L’île n’a été découverte qu’en 1722 par la Diane, navire français de la Compagnie des Indes. Plus tard, en 1761, un autre navire de la Compagnie y fait naufrage. L’équipage quitte l’île à bord d’une embarcation de fortune y laissant les 60 esclaves malgaches destinés à l’île de France. Ils y resteront quinze ans, se nourrissant d’oiseaux, de tortues et d’œufs. C’est le chevalier de Tromelin, commandant la frégate La Dauphine qui récupère les survivants, sept femmes et un enfant de huit mois, le 29 novembre 1776.

Le traité de Paris en 1814, stipule que la restitution à la France, n’exclue que « l’isle de France et ses dépendances nommément Rodrigues et les Séchelles ». La France a toujours considéré que Tromelin lui appartenait sans que ce soit contesté par l’Angleterre. Maurice depuis 1976 revendique l’ilot, s’appuyant sur la version anglaise du traité de Paris qui indique  « especially Rodrigues and The Seychelles ». Remarquons qu’en ces temps bénis, c’est toujours la version française des traités qui faisait foi.

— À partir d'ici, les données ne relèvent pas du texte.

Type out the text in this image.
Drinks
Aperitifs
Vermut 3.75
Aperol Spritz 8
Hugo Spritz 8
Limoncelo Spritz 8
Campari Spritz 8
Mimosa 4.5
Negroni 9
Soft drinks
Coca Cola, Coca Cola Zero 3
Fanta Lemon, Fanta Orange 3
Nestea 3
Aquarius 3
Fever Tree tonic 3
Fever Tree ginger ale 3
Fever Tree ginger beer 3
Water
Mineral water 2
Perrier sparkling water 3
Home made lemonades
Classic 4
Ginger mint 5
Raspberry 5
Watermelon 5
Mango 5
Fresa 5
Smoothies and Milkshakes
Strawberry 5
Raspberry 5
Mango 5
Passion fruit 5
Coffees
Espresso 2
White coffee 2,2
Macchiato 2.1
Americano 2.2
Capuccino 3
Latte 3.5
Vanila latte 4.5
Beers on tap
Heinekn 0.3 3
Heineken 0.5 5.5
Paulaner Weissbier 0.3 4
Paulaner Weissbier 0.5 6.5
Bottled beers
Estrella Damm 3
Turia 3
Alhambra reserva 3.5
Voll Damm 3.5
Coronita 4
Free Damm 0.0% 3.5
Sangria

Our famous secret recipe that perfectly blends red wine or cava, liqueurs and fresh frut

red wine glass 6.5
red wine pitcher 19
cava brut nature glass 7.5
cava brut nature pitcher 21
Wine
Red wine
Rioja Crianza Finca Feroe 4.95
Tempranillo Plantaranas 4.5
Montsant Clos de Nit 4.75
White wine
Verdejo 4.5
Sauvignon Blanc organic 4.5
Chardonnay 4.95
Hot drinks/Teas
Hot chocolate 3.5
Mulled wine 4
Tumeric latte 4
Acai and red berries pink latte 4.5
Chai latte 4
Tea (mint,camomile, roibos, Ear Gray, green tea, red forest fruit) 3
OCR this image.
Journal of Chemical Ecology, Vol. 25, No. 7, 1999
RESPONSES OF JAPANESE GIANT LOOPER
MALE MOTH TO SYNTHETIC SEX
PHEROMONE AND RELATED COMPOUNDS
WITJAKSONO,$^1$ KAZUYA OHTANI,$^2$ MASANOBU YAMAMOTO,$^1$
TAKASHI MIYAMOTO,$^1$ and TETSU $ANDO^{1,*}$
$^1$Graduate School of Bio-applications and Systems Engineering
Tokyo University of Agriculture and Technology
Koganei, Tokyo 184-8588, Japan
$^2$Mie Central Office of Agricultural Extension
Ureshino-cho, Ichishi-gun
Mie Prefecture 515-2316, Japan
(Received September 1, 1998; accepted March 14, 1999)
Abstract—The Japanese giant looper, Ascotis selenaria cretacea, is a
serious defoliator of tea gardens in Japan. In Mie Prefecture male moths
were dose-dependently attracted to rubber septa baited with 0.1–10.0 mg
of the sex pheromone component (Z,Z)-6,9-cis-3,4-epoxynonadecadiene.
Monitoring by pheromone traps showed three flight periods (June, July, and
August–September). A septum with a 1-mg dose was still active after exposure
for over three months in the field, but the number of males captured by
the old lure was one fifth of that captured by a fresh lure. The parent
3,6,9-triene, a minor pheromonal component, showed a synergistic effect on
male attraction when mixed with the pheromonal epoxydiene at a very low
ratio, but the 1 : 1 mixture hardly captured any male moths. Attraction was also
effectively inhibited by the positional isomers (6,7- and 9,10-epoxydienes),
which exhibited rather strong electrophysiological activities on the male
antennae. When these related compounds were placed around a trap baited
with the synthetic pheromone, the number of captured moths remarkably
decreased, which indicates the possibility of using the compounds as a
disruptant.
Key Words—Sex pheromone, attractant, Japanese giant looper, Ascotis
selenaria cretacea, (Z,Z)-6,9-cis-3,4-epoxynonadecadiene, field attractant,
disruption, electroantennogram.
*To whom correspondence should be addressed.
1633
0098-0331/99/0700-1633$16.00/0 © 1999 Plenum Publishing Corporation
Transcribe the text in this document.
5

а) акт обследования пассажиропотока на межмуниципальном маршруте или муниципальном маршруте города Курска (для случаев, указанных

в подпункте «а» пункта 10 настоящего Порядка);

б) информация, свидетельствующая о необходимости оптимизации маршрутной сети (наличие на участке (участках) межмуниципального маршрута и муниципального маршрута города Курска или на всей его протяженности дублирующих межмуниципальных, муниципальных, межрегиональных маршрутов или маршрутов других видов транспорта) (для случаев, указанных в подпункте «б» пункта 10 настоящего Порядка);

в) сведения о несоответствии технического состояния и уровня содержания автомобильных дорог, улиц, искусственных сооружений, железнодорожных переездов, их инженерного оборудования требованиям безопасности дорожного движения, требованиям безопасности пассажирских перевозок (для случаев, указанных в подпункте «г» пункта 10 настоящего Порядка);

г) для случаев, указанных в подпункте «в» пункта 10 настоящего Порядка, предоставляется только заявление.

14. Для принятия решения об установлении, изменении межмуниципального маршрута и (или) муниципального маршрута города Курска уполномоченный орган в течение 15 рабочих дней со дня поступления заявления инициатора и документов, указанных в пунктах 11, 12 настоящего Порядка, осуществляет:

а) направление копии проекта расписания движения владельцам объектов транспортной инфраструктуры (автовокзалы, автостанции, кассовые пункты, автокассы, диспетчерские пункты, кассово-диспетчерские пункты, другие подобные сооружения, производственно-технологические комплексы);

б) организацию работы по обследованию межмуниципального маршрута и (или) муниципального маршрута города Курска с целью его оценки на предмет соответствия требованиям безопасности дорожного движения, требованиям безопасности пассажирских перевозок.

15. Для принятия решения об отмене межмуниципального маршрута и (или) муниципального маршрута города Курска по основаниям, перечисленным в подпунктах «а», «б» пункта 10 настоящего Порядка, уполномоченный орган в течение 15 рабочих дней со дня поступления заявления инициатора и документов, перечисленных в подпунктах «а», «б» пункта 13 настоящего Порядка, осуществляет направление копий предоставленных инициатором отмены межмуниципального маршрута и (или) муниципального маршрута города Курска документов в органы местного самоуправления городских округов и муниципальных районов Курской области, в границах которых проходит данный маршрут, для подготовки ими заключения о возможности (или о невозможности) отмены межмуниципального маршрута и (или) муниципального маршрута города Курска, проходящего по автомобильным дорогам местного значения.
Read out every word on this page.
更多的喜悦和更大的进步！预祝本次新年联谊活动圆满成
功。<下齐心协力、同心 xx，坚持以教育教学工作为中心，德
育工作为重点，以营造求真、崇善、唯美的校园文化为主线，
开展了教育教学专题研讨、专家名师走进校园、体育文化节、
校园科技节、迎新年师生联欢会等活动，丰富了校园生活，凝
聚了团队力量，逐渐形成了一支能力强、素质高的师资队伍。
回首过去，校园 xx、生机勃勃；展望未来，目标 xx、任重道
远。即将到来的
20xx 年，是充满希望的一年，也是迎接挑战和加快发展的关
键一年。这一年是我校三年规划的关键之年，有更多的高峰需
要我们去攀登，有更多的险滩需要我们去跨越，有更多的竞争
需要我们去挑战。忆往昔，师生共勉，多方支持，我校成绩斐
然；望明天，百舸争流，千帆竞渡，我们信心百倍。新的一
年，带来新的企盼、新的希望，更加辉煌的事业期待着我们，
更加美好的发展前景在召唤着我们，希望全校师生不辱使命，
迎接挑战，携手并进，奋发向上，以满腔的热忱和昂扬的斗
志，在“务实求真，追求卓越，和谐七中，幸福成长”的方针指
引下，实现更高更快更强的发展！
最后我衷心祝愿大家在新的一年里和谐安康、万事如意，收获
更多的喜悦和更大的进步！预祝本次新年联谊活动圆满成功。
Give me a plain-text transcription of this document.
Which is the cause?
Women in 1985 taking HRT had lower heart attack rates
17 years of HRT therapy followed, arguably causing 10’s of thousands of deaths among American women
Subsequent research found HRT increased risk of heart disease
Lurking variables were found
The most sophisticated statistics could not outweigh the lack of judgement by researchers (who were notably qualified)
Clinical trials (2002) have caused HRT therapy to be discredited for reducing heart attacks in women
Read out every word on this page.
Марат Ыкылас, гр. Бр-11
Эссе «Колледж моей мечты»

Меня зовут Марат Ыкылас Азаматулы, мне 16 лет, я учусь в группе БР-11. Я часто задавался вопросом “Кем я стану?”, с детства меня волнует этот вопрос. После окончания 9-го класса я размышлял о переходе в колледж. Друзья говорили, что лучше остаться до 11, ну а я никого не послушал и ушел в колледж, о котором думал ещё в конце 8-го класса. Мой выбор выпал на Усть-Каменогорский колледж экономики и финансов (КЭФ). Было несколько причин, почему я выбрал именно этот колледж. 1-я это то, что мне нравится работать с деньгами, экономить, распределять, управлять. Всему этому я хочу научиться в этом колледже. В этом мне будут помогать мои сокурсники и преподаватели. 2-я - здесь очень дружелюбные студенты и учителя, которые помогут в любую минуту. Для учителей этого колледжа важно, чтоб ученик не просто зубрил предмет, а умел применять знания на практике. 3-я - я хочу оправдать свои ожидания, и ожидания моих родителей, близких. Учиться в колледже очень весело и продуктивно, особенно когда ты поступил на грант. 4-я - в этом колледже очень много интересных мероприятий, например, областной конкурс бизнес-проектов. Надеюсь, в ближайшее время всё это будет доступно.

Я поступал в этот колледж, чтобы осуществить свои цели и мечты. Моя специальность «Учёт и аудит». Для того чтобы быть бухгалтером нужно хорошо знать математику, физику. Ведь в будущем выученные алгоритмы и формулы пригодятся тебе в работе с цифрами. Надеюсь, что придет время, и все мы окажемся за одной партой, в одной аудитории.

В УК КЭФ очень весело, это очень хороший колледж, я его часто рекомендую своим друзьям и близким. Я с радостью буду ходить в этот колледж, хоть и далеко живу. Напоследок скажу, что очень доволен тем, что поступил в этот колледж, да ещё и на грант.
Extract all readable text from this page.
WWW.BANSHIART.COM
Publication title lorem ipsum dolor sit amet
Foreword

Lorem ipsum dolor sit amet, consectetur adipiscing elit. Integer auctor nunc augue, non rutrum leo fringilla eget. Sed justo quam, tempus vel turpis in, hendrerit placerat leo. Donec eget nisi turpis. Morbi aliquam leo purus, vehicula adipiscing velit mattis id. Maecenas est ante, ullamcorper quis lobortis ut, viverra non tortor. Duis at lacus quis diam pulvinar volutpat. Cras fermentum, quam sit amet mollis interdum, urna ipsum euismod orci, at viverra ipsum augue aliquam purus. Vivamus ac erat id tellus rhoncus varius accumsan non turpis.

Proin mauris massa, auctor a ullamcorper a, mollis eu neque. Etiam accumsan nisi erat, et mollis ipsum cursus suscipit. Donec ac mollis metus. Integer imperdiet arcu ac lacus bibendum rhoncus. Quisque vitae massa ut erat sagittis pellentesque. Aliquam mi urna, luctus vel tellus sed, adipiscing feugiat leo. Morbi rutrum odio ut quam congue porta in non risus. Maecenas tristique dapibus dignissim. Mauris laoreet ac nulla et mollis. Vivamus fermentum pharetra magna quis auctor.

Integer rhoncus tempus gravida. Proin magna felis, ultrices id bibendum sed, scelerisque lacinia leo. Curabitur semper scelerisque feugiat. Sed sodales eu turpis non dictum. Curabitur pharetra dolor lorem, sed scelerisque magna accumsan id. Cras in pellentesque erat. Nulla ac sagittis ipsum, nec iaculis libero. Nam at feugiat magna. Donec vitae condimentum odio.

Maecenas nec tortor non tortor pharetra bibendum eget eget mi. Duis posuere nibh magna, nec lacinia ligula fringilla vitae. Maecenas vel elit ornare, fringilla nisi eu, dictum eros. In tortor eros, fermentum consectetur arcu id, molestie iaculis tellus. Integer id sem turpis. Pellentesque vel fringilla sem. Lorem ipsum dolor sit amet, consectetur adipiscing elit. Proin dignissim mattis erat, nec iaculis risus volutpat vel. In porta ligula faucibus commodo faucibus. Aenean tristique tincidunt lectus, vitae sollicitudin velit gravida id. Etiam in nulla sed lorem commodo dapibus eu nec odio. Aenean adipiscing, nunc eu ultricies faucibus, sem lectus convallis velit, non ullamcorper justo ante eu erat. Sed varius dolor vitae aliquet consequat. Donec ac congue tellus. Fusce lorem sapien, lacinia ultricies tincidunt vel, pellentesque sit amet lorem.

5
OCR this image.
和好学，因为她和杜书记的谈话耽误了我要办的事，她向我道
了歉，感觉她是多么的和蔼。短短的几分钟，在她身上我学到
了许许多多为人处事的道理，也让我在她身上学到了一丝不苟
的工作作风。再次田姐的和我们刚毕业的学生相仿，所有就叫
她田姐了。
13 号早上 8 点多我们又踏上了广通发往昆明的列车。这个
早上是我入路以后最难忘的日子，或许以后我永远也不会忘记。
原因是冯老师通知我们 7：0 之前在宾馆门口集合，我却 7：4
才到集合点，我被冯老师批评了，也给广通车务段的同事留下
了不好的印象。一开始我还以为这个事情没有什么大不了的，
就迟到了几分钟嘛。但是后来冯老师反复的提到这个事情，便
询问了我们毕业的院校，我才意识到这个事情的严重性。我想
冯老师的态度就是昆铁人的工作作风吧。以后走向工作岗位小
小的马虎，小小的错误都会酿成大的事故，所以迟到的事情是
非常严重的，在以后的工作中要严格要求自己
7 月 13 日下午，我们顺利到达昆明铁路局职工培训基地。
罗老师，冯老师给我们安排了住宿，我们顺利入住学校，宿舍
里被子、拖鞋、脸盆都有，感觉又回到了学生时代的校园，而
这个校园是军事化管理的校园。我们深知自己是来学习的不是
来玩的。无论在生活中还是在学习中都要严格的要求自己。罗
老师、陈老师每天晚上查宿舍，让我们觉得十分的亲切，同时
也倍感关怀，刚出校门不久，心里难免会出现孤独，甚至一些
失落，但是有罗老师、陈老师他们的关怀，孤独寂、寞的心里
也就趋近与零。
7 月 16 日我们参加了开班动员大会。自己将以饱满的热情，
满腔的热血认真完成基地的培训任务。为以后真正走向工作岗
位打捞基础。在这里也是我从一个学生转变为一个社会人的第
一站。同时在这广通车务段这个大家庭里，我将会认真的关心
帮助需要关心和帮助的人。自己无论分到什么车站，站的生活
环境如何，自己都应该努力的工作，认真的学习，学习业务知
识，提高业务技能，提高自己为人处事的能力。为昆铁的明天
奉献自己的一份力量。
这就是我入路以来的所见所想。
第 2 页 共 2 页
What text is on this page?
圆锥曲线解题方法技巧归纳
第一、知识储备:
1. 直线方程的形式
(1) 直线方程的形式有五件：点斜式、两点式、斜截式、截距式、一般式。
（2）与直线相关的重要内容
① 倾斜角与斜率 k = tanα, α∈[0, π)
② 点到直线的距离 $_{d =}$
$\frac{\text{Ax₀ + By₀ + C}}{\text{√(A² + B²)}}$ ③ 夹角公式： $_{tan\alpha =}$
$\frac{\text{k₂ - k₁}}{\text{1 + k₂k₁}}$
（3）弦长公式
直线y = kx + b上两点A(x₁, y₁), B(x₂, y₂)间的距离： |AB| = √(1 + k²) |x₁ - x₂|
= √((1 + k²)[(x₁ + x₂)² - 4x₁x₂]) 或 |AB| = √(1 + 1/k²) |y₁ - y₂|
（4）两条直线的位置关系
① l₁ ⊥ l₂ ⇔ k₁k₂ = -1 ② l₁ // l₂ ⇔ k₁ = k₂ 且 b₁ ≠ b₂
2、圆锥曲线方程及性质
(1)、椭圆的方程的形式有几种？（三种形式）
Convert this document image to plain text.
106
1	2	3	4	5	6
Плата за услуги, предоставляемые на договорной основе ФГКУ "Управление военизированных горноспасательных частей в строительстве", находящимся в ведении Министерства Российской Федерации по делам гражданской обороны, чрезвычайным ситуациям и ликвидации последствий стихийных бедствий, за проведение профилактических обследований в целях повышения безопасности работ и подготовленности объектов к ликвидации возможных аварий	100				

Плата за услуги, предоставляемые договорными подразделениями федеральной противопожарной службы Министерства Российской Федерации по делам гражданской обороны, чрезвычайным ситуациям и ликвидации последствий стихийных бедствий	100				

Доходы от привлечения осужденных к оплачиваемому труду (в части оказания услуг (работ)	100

Intérêt économique des Iles Eparses

Alors pourquoi cet intérêt pour cet ilot perdu, sans aucune ressource ? Tromelin génère une zone économique exclusive (ZEE) couvrant environ 280 000 km2 dans des eaux très poissonneuses.

En 2009, un projet d’accord entre la France et l’île Maurice est signé sur une gestion commune de l’île Tromelin. Le 7 juin 2010, la France et Maurice signent un accord de cogestion de l’ilot à Port-Louis. L’accord prévoit, surtout, de partager la zone économique exclusive attachée à l’île, pour la pêche au thon.

Cet accord qui avait échappé à la vigilance du Sénat qui l’avait ratifié sans débat, n’a pas échappé à Philippe Folliot député du Tarn. Il s’est indigné devant ce bradage du territoire national. Il fallait que le Parlement en débatte et qu’une loi soit votée.Victoire pour M.Folliot : le texte a été reprogrammé en procédure régulière.

Oui mais, attention, l’affaire ne se limite pas à Tromelin : Tromelin fait partie des « Iles Eparses » regroupant cinq ilots appartenant à la France. Les quatre autres ilots, Glorieuses, Juan de Nova, Europa et Bassas da India, ce dernier ne découvrant qu’à marée basse, se trouvent dans le canal de Mozambique entre Madagascar et l’Afrique.

Ils génèrent aussi une ZEE énorme, couvrant à peu près la moitié du canal de Mozambique, zone très poissonneuse et où il y a peut être du pétrole. Ces ilots sont, eux, revendiqués pas Madagascar et depuis 1973 la France maintient, sur chacun, un groupe de 14 militaires et un gendarme pour affirmer sa souveraineté.

Céder sans raison à Maurice pour Tromelin relancera les revendications de Madagascar sur les autres îles éparses. Ajoutons Clipperton dans le Pacifique revendiqué par le Mexique.

Il ne faut pas céder sur Tromelin.

François JOURDIER

Reçu à l’Ecole Navale en 1949, François JOURDIER a participé aux guerres d’Indochine et d’Algérie. Il a quitté la Marine comme Contre-amiral en 1986. Il est également ingénieur en énergie nucléaire.